The 125th Boston Marathon is postponed until fall of 2021 at the earliest, after 2020’s in-person race was also postponed then canceled for the first time in its history.
The race usually takes place on Patriots Day in April, and the Boston Athletic Association announced the parallel postponement Wednesday.
Four-time Boston Marathon finisher Seth Wolfman, a member of the Brighton Bangers Running Club, said the postponement was a reasonable decision.
“It makes sense because it’s just unlikely to be a safe event, even by some miracle that it’s completely changed,” Wolfman said.
The BAA will consult its COVID-19 Medical and Event Operations Advisory Group, as well as local and state governments, to determine the safest time to hold a race next year.
Matti Groll, a member of Tracksmith’s Hare A.C. running club, said he appreciates the BAA’s transparent communication about the event.
“They’re trying to give the information out as quickly as possible, and they’re actually listening to their COVID team,” Groll said. “It’s definitely the right call.”
Jennifer Teig von Hoffman, coaching coordinator for the Boston Bulldogs Running Club, said she has mixed feelings about the postponement
“In a way, I’m disappointed,” Teig von Hoffman said. “But I’m also relieved because I didn’t think it was going to be safe by April to have a road race at the scale of Boston.”
The 2020 Boston Marathon was held virtually in September, during which participants ran the 26.2-mile distance on their own and reported their time to the BAA.
Teig von Hoffman ran the virtual Boston Marathon. While she was disappointed by the announcement at first, she said she was still excited to run because this was her first marathon.
“It was really cool that even though we needed to do it in a different way, there was a way in which it felt like the whole city was just out there for us,” Teig von Hoffman said.
While she was running the race alongside a group of close friends, she said, spectators around the city came out to cheer runners on.
Running clubs across Boston found themselves canceling group runs due to the pandemic. They were unable to meet in large groups without enforcing mask-wearing and social distancing.
Like many other groups in the Greater Boston area, Brighton Bangers and Hare A.C. have canceled all in-person group runs.
Instead, clubs are now encouraging solo running.
Wolfman said wearing a mask and practicing social distancing have become a part of his usual running routine. He has also found new ways to distance himself from crowds when exercising.
“It’s gone from maybe 10-percent trail running to almost 100-percent trail running,” Wolfman said. “When you’re on the trails, it’s easier to avoid people.”

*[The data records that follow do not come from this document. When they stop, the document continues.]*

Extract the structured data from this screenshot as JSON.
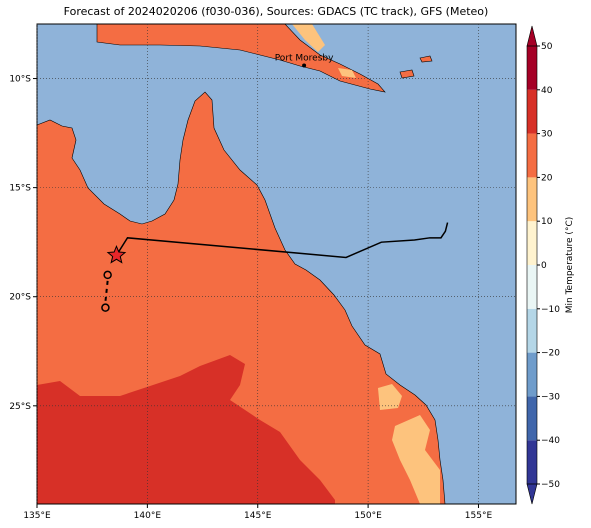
{
  "title": "Forecast of 2024020206 (f030-036), Sources: GDACS (TC track), GFS (Meteo)",
  "map": {
    "xlim": [
      135,
      156.7
    ],
    "ylim": [
      -29.5,
      -7.5
    ],
    "xticks": [
      {
        "value": 135,
        "label": "135°E"
      },
      {
        "value": 140,
        "label": "140°E"
      },
      {
        "value": 145,
        "label": "145°E"
      },
      {
        "value": 150,
        "label": "150°E"
      },
      {
        "value": 155,
        "label": "155°E"
      }
    ],
    "yticks": [
      {
        "value": -10,
        "label": "10°S"
      },
      {
        "value": -15,
        "label": "15°S"
      },
      {
        "value": -20,
        "label": "20°S"
      },
      {
        "value": -25,
        "label": "25°S"
      }
    ],
    "grid": true
  },
  "places": [
    {
      "name": "Port Moresby",
      "lon": 147.1,
      "lat": -9.4
    }
  ],
  "track": {
    "lon": [
      138.6,
      139.1,
      149.0,
      150.6,
      152.1,
      152.8,
      153.3,
      153.5,
      153.6
    ],
    "lat": [
      -18.1,
      -17.3,
      -18.2,
      -17.5,
      -17.4,
      -17.3,
      -17.3,
      -17.0,
      -16.6
    ],
    "color": "#000000"
  },
  "current_position": {
    "lon": 138.6,
    "lat": -18.1,
    "color": "#e8262a"
  },
  "past_positions": {
    "lon": [
      138.2,
      138.1
    ],
    "lat": [
      -19.0,
      -20.5
    ]
  },
  "colorbar": {
    "label": "Min Temperature (°C)",
    "levels": [
      {
        "value": -50,
        "label": "−50"
      },
      {
        "value": -40,
        "label": "−40"
      },
      {
        "value": -30,
        "label": "−30"
      },
      {
        "value": -20,
        "label": "−20"
      },
      {
        "value": -10,
        "label": "−10"
      },
      0,
      10,
      20,
      30,
      40,
      50
    ],
    "colors": [
      "#313695",
      "#4066ab",
      "#6f9ccb",
      "#b4d6e7",
      "#eaf6f5",
      "#fff3cf",
      "#fdc37d",
      "#f46d43",
      "#d73027",
      "#a50026"
    ]
  }
}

Putting his mask on and taking it off depending on his proximity to other people can make running more stressful, Groll said.
“Running for me used to be a relaxing thing and a way to just step away from work and destress,” Groll said. “Since the pandemic, because there are inevitably people everywhere, it becomes a game of avoiding people.”
Groll said he planned to participate in his first Boston Marathon in 2020, but could not because of the pandemic.
Despite news of the 2021 postponement and announcements of numerous other races staying virtual this year, Groll said the running community is staying positive.
“Runners in Boston are incredibly resilient,” Groll said. “We have a really good community here so that the people that want to race and want to train definitely still are.”
The Boston Bulldogs Running Club has restarted some group runs in accordance with state guidelines and is now participating in virtual races to raise money for local charities, Teig von Hoffman said.
Wolfman said he is hopeful the BAA can host the Marathon in 2021.
“The Boston Marathon’s definitely a part of the fabric of the entire community, not just runners,” Wolfman said. “It’s a loss for everyone, and I hope it comes back.”